Released from prison after 15 years, Wayland (Pablo Schreiber) is given a chance for a fresh start. Unfortunately, it does not take long for his former life to come calling. In fact, his old biker gang is literally waiting for him at the prison gates to welcome him back to society. Treated like a hero for enduring a longer sentence and not naming names, Wayland’s first few hours of freedom are filled with alcohol, weed and half-naked women around a bonfire. After the partying is done, a drunken Wayland is dropped off at a halfway house, run by Pastor Gail (Trish Egan), where he must live and volunteer hours as part of his parole. It is here where he has a chance encounter with his old high school love, Dolores (Jena Malone).
Dolores is the single mother of three children—all named after shades of blue. There’s eldest Dodger Blue (Chancellor Perry), who is mixed race, moody middle child Periwinkle Blue (Amelia Borgerding), and non-binary Denim Blue (Parker Pascoe-Sheppard), who is the youngest of the group. All in all, Dolores’ life hasn’t been the same since Wayland went to prison. Forced to give up her dreams of being a competitive swimmer after becoming pregnant at a young age, she now provides for her family through her various part-time jobs including cleaning hotel rooms. Rekindling their romance at a brisk pace, Wayland is soon moving into Dolores’ home and trying his hand at domestic life.

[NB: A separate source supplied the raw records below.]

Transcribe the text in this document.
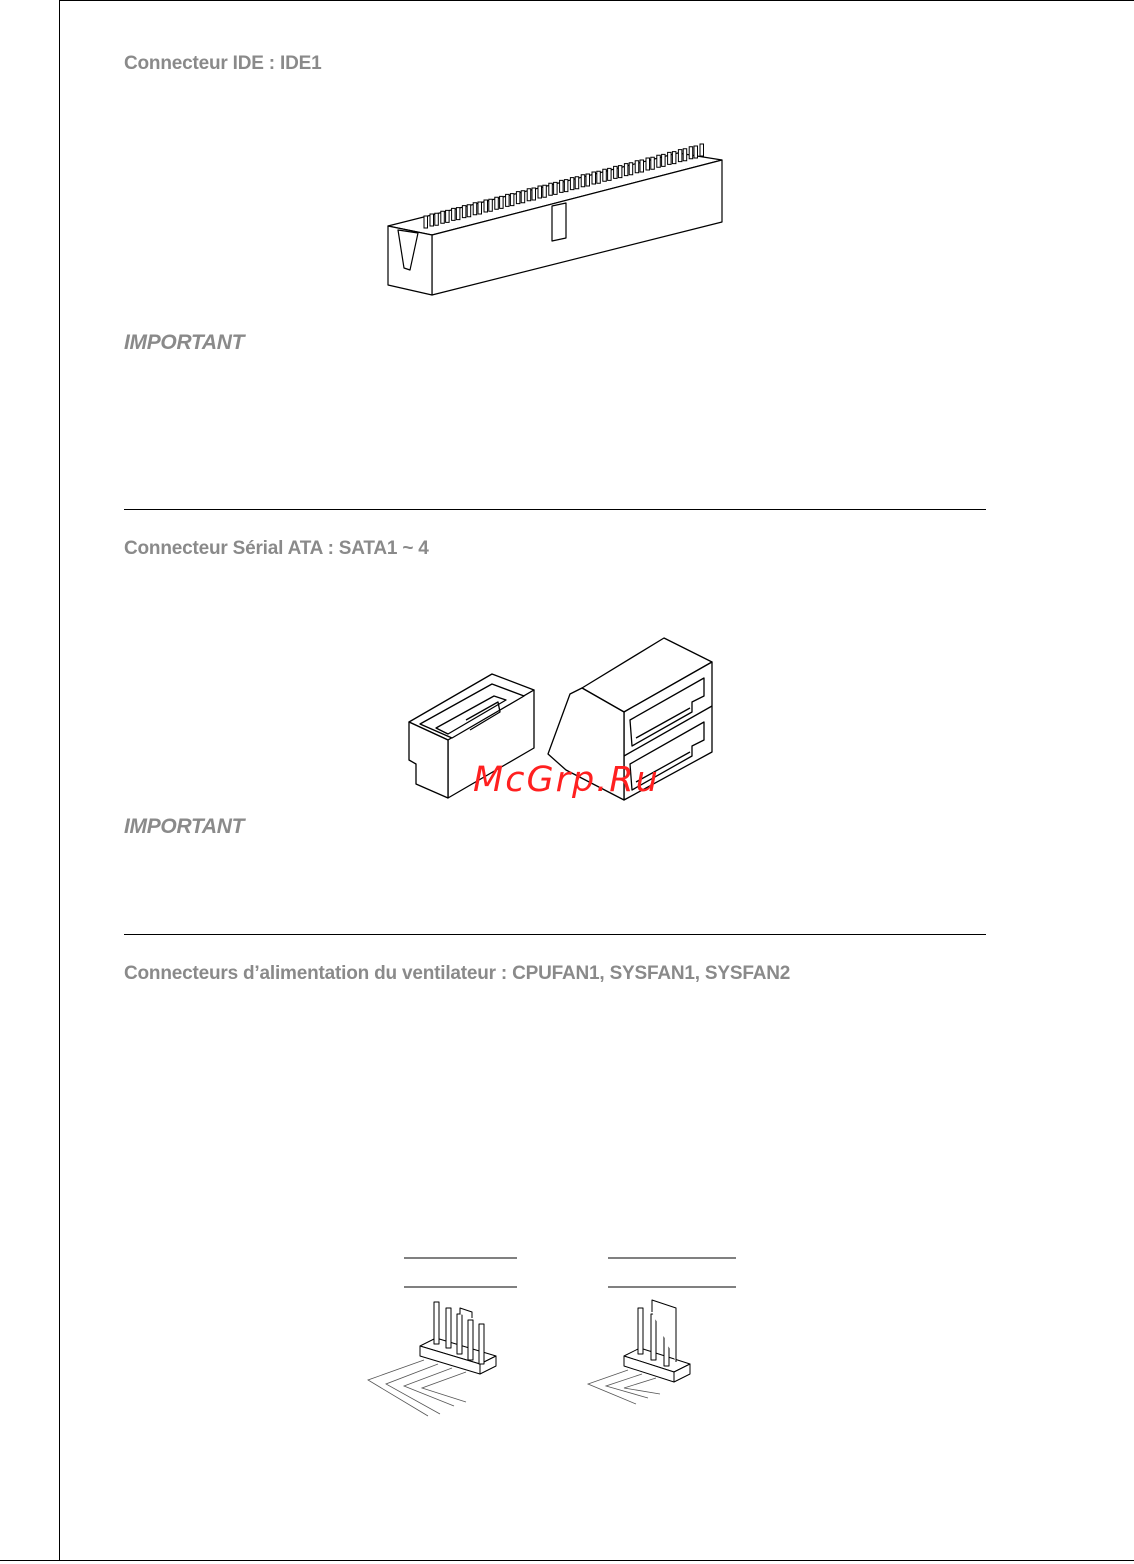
Connecteur IDE : IDE1
IMPORTANT
Connecteur Sérial ATA : SATA1 ~ 4
McGrp.Ru
IMPORTANT
Connecteurs d’alimentation du ventilateur : CPUFAN1, SYSFAN1, SYSFAN2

Perhaps unsurprisingly, adjusting to a life of responsibility and children does not come easy to Wayland. Living paycheque to paycheque begins to wear on the new couple—Dolores finds herself relying on a used sweater found on the job and an old restaurant gift card to celebrate Periwinkle’s birthday—and finances soon become their main source of tension. With the lure of making fast money seducing him back to his old way of life, Wayland must make a choice between the comfortable world he knows or the unpredictability that comes with charting a family-oriented path with Dolores.
In presenting family as a viable option for Wayland, Doyle’s film flips the traditional cinematic notions of masculinity on its head. At the start of the film, Wayland is portrayed as a particular type of American male: a rough around the edges, blue-collar individual who, prior going to prison, you can imagine committing a hate crime with his gang just for the fun of it. Doyle is careful to dispel that image through his on-going interactions with Denim and Dodger—two individuals who would, no doubt, have been mocked as “other” in Wayland’s old life. By bonding with Dolores’ children, we not only see his compassionate side, but his idealistic, wishful side as well. It turns out he’s just as much of a dreamer as Dolores herself.
The sense of guilt he feels for derailing both of their lives years earlier is undeniable and manifests as a haunting, recurring dream of an invisible barrier between the two of them. While some of the dream and fantasy sequences in Lorelei are extremely effective, take the sequence where Dolores is staring at her own reflection while underwater in a pool, not all work exactly the way Doyle envisioned.
There are times when the fantastical aspects, as grounded as they try be, are a little too on the nose. Not fully trusting in her audience to get the symbolism, Doyle has a tendency to overstate the obvious. Lorelei also finds itself frequently walking a fine line between compelling romantic drama and cutesy indie fare. Take, for example, the fact that Wayland decides to buy a rundown ice cream truck, of all things, to get around town. You just know that the truck will be used for a greater journey later on. While these moments, and the way the film neatly wraps up the kids’ story arcs, come off mawkish at times, Doyle’s film overcomes its various rough patches thanks to Malone and Schreiber’s strong performances.
Bringing the right level of chemistry and compassion to their roles, the two actors are wonderful in the film. They succeed in making Dolores and Wayland characters that the audience can identify with even in the film’s rockier moments. One understands the crushing void that comes with unfulfilled dreams and the desire to head off in a new direction. As Doyle shows in Lorelei, sometimes it takes second and third chances to get one’s life back on track.